Une fois de plus mis en avant par la majorité du département PS-PC pour lutter contre la raréfaction de la ressource, un syndicat mixte de gestion de l’eau ne fait pas l’unanimité.

Malgré les appels de la présidente du département Hermeline Malherbe ainsi que de la première vice-présidente et maire Elne Nicolas Garcia à créer un syndicat mixte de production d’eau potable réunissant tous les acteurs politiques afin de conserver une ressource de plus en plus rare, dont certaines institutions ne semblent pas prêtes à partir travailler.
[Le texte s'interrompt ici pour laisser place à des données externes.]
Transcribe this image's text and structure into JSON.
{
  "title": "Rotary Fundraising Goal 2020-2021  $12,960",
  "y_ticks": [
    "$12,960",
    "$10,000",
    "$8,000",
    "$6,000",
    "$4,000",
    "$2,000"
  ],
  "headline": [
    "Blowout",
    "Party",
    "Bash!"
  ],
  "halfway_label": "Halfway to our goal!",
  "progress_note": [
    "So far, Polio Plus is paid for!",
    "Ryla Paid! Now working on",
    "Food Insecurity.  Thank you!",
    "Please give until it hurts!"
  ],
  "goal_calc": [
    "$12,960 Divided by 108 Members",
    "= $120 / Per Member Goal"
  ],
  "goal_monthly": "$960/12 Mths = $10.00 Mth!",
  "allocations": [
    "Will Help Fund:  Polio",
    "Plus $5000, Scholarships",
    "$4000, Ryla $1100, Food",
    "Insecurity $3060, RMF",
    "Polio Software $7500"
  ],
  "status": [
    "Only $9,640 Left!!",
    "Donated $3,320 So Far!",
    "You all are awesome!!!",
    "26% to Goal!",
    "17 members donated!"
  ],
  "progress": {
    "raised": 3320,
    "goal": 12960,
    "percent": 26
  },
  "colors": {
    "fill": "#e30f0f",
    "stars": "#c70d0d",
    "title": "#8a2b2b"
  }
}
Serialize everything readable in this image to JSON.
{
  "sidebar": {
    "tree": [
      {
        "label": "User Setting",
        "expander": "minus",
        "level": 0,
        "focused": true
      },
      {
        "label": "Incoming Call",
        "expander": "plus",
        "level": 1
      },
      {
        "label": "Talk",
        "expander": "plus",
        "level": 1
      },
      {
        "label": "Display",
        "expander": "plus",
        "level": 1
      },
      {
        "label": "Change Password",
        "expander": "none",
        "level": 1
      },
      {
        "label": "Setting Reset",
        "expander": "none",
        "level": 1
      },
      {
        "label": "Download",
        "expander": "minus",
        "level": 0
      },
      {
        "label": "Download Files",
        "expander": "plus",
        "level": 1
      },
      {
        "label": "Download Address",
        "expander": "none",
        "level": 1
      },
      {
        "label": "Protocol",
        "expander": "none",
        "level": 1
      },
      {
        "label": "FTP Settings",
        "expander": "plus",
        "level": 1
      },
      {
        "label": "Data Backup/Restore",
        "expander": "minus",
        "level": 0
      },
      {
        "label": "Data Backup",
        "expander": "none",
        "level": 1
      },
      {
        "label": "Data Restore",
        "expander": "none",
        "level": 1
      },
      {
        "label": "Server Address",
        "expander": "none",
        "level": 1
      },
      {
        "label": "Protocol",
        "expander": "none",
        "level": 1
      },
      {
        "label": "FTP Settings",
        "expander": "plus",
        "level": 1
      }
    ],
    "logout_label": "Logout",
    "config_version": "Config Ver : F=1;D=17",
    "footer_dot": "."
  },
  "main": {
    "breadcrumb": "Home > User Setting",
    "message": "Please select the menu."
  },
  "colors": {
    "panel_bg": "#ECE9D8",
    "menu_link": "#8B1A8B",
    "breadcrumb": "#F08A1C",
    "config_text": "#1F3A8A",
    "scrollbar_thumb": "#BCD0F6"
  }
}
Sous l’emprise de ce mercredi 27 octobre, la gouvernance de la communauté urbaine de Perpignan Méditerranée n’a pas souhaité répondre à nos demandes confirmant la réticence de la collectivité territoriale à créer la structure. Pierre Parrat, élu de Perpignan à la Ville et à la communauté urbaine, président du syndicat mixte passerelle du bassin de la Têt, ne cache pas son hostilité. Hermeline Malherbe et Nicolas Garcia présentent une vision politique de la politique de l’eau. Sur les questions de ressources, il existe une union de la nappe phréatique et des unions de portail. Certains d’entre eux se réveillent parce que nous sommes en période de déficit, mais il est hors de question que nous soyons l’otage de cette volonté politique. L’intérêt général est géré autrement ».

« L’Agglo de Perpignan est celle qui a le plus de besoins et le moins de ressources »
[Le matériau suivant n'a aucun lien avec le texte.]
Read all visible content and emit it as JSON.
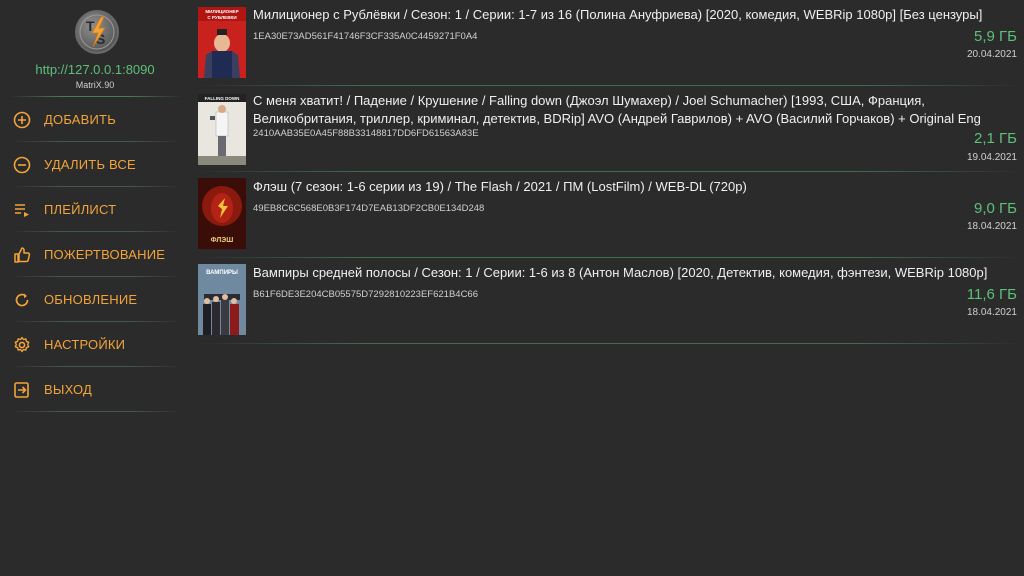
{
  "server": {
    "url": "http://127.0.0.1:8090",
    "version": "MatriX.90"
  },
  "logo": {
    "letters": "TS"
  },
  "colors": {
    "accent_orange": "#f2a43a",
    "accent_green": "#5cc07a",
    "background": "#2b2b2b"
  },
  "menu": [
    {
      "label": "ДОБАВИТЬ",
      "icon": "add-circle-icon"
    },
    {
      "label": "УДАЛИТЬ ВСЕ",
      "icon": "remove-circle-icon"
    },
    {
      "label": "ПЛЕЙЛИСТ",
      "icon": "playlist-icon"
    },
    {
      "label": "ПОЖЕРТВОВАНИЕ",
      "icon": "thumbs-up-icon"
    },
    {
      "label": "ОБНОВЛЕНИЕ",
      "icon": "refresh-icon"
    },
    {
      "label": "НАСТРОЙКИ",
      "icon": "gear-icon"
    },
    {
      "label": "ВЫХОД",
      "icon": "exit-icon"
    }
  ],
  "torrents": [
    {
      "title": "Милиционер с Рублёвки / Сезон: 1 / Серии: 1-7 из 16 (Полина Ануфриева) [2020, комедия, WEBRip 1080p] [Без цензуры]",
      "hash": "1EA30E73AD561F41746F3CF335A0C4459271F0A4",
      "size": "5,9 ГБ",
      "date": "20.04.2021",
      "poster_text": "МИЛИЦИОНЕР С РУБЛЕВКИ"
    },
    {
      "title": "С меня хватит! / Падение / Крушение / Falling down (Джоэл Шумахер) / Joel Schumacher) [1993, США, Франция, Великобритания, триллер, криминал, детектив, BDRip] AVO (Андрей Гаврилов) + AVO (Василий Горчаков) + Original Eng",
      "hash": "2410AAB35E0A45F88B33148817DD6FD61563A83E",
      "size": "2,1 ГБ",
      "date": "19.04.2021",
      "poster_text": "FALLING DOWN"
    },
    {
      "title": "Флэш (7 сезон: 1-6 серии из 19) / The Flash / 2021 / ПМ (LostFilm) / WEB-DL (720p)",
      "hash": "49EB8C6C568E0B3F174D7EAB13DF2CB0E134D248",
      "size": "9,0 ГБ",
      "date": "18.04.2021",
      "poster_text": "ФЛЭШ"
    },
    {
      "title": "Вампиры средней полосы / Сезон: 1 / Серии: 1-6 из 8 (Антон Маслов) [2020, Детектив, комедия, фэнтези, WEBRip 1080p]",
      "hash": "B61F6DE3E204CB05575D7292810223EF621B4C66",
      "size": "11,6 ГБ",
      "date": "18.04.2021",
      "poster_text": "ВАМПИРЫ"
    }
  ]
}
Reste que, selon nous, cette future union pourrait voir le jour sans la communauté d’agglomération de Perpignan et la lumière de Saint-Cyprien, hostiles à ce bassin de production et donc à la maîtrise de la ressource. Une réunion de pré-configuration se tiendra en décembre au cours de laquelle le Département devrait réaffirmer son souhait que la présidence et le leadership ne soient pas dans la gestion de ce syndicat.

Sans surprise, la position de la communauté urbaine sur cette question, Nicolas Garcia regrette aussi « barrières politiques ». Selon lui, « L’agglomération de Perpignan sera celle qui aura le plus de besoins et le moins de ressources. Elle aura plus que toute autre besoin de solidarité territoriale. est un outil pour anticiper ce problème majeur ».